Jiangsu Provincial Engineering Laboratory of Pattern Recognition and Computational Intelligence, Jiangnan University, 1800 Lihu Avenue, Wuxi, 214122, Jiangsu, China.
Jiangsu Provincial Engineering Laboratory of Pattern Recognition and Computational Intelligence, Jiangnan University, 1800 Lihu Avenue, Wuxi, 214122, Jiangsu, China.
Comput Biol Med. 2022 Dec;151(Pt A):106302. doi: 10.1016/j.compbiomed.2022.106302. Epub 2022 Nov 9.

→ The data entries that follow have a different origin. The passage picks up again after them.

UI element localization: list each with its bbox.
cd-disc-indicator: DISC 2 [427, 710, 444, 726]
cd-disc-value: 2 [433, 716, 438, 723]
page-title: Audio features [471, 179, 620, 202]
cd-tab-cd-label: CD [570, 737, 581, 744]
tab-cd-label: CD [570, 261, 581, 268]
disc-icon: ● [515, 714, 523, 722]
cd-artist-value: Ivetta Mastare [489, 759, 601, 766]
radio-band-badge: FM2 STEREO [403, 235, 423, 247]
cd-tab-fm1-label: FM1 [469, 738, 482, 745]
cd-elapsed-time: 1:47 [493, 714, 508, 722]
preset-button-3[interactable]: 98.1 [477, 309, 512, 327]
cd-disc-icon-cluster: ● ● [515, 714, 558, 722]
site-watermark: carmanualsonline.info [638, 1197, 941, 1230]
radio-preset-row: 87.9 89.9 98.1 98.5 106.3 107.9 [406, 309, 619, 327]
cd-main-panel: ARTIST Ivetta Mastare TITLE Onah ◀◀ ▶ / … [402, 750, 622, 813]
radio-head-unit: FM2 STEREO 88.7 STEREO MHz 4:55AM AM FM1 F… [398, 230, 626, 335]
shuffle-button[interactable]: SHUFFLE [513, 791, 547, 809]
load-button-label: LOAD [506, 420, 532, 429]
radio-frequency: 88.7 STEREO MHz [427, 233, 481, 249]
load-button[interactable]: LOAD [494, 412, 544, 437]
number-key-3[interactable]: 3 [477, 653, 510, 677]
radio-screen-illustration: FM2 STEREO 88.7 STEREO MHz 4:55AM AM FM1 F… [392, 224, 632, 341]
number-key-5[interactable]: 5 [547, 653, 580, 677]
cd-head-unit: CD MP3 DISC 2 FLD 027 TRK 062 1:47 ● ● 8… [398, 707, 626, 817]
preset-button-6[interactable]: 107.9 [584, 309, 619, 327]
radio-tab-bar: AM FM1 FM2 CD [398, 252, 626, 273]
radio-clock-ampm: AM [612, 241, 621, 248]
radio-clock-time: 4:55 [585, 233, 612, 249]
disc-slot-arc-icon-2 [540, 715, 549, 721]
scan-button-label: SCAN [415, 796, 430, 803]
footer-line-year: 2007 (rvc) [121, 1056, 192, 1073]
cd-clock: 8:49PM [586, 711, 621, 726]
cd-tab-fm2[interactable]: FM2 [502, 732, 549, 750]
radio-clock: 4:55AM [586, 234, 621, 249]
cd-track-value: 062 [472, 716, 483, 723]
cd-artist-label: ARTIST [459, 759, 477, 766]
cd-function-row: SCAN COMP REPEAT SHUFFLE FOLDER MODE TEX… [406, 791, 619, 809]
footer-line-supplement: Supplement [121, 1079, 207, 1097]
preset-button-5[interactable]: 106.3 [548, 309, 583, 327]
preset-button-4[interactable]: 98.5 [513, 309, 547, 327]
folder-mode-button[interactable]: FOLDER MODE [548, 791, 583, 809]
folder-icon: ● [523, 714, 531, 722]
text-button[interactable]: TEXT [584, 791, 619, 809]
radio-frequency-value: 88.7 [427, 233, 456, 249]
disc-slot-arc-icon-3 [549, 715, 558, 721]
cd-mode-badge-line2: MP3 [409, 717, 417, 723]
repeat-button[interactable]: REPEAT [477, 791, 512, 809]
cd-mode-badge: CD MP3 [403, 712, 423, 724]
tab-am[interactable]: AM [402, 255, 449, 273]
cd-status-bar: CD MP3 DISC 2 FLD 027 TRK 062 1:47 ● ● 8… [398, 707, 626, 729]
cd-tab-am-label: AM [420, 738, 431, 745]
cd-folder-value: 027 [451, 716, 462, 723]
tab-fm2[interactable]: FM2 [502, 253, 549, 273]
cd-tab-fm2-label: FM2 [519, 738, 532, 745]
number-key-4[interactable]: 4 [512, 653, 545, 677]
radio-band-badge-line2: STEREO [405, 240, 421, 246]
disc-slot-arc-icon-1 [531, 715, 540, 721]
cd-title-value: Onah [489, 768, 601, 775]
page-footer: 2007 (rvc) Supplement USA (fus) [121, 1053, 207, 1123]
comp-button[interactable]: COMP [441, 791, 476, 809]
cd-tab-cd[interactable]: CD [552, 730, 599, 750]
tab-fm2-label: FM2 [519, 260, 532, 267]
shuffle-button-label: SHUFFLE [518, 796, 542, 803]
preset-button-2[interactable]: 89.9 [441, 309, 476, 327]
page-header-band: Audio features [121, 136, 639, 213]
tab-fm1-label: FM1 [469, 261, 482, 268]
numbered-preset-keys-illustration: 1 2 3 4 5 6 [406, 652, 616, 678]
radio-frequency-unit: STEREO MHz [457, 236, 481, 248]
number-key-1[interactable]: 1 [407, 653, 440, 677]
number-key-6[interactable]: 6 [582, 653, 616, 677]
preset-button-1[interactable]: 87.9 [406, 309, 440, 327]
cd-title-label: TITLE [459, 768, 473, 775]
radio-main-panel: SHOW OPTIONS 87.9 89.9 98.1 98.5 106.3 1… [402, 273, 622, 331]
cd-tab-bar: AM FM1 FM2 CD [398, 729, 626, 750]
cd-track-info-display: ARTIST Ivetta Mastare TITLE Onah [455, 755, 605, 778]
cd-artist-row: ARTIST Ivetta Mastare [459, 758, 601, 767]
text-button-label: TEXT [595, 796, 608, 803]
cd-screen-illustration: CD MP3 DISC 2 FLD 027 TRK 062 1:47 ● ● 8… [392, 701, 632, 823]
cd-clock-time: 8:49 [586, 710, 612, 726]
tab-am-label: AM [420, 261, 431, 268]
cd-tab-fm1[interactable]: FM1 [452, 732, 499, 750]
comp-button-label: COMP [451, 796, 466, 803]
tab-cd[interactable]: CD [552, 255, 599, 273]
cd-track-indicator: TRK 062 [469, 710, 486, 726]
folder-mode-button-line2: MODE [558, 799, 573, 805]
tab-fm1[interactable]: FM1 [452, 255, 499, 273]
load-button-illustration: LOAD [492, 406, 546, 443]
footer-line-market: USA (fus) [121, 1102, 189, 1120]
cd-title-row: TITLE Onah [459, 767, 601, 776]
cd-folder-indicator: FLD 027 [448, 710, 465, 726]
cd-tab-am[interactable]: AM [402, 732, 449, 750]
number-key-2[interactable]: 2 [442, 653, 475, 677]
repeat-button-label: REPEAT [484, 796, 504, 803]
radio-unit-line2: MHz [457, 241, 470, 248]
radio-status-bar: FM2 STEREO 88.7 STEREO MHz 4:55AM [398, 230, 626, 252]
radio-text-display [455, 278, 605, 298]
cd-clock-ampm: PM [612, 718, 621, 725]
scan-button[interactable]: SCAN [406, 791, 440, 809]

False-positive reduction is a crucial step of computer-aided diagnosis (CAD) system for pulmonary nodules detection and it plays an important role in lung cancer diagnosis. In this paper, we propose a novel cross attention guided multi-scale feature fusion method for false-positive reduction in pulmonary nodule detection. Specifically, a 3D SENet50 fed with a candidate nodule cube is applied as the backbone to acquire multi-scale coarse features. Then, the coarse features are refined and fused by the multi-scale fusion part to achieve a better feature extraction result. Finally, a 3D spatial pyramid pooling module is used to enhance receptive field and a distributed aligned linear classifier is applied to get the confidence score. In addition, each of the five nodule cubes with different sizes centering on every testing nodule position is fed into the proposed framework to obtain a confidence score separately and a weighted fusion method is used to improve the generalization performance of the model. Extensive experiments are conducted to demonstrate the effectiveness of the classification performance of the proposed model. The data used in our work is from the LUNA16 pulmonary nodule detection challenge. In this data set, the number of true-positive pulmonary nodules is 1,557, while the number of false-positive ones is 753,418. The new method is evaluated on the LUNA16 dataset and achieves the score of the competitive performance metric (CPM) 84.8%.
假阳性减少是肺结节检测计算机辅助诊断(CAD)系统的关键步骤,它在肺癌诊断中起着重要作用。在本文中,我们提出了一种新颖的交叉注意引导多尺度特征融合方法,用于肺结节检测中的假阳性减少。具体来说,使用 3D SENet50 作为骨干网络,对候选结节立方体进行处理,以获取多尺度的粗特征。然后,通过多尺度融合部分对粗特征进行细化和融合,以获得更好的特征提取结果。最后,使用 3D 空间金字塔池化模块增强感受野,并应用分布式对齐线性分类器获得置信度得分。此外,对每个测试结节位置的五个不同大小的结节立方体进行处理,并将它们分别输入到所提出的框架中,以获得单独的置信度得分,并使用加权融合方法来提高模型的泛化性能。通过广泛的实验验证了所提出模型的分类性能的有效性。我们使用的数据集来自 LUNA16 肺结节检测挑战赛。在这个数据集中,真阳性肺结节的数量为 1557 个,而假阳性的数量为 753418 个。该新方法在 LUNA16 数据集上进行了评估,获得了具有竞争力的性能指标(CPM)84.8%的分数。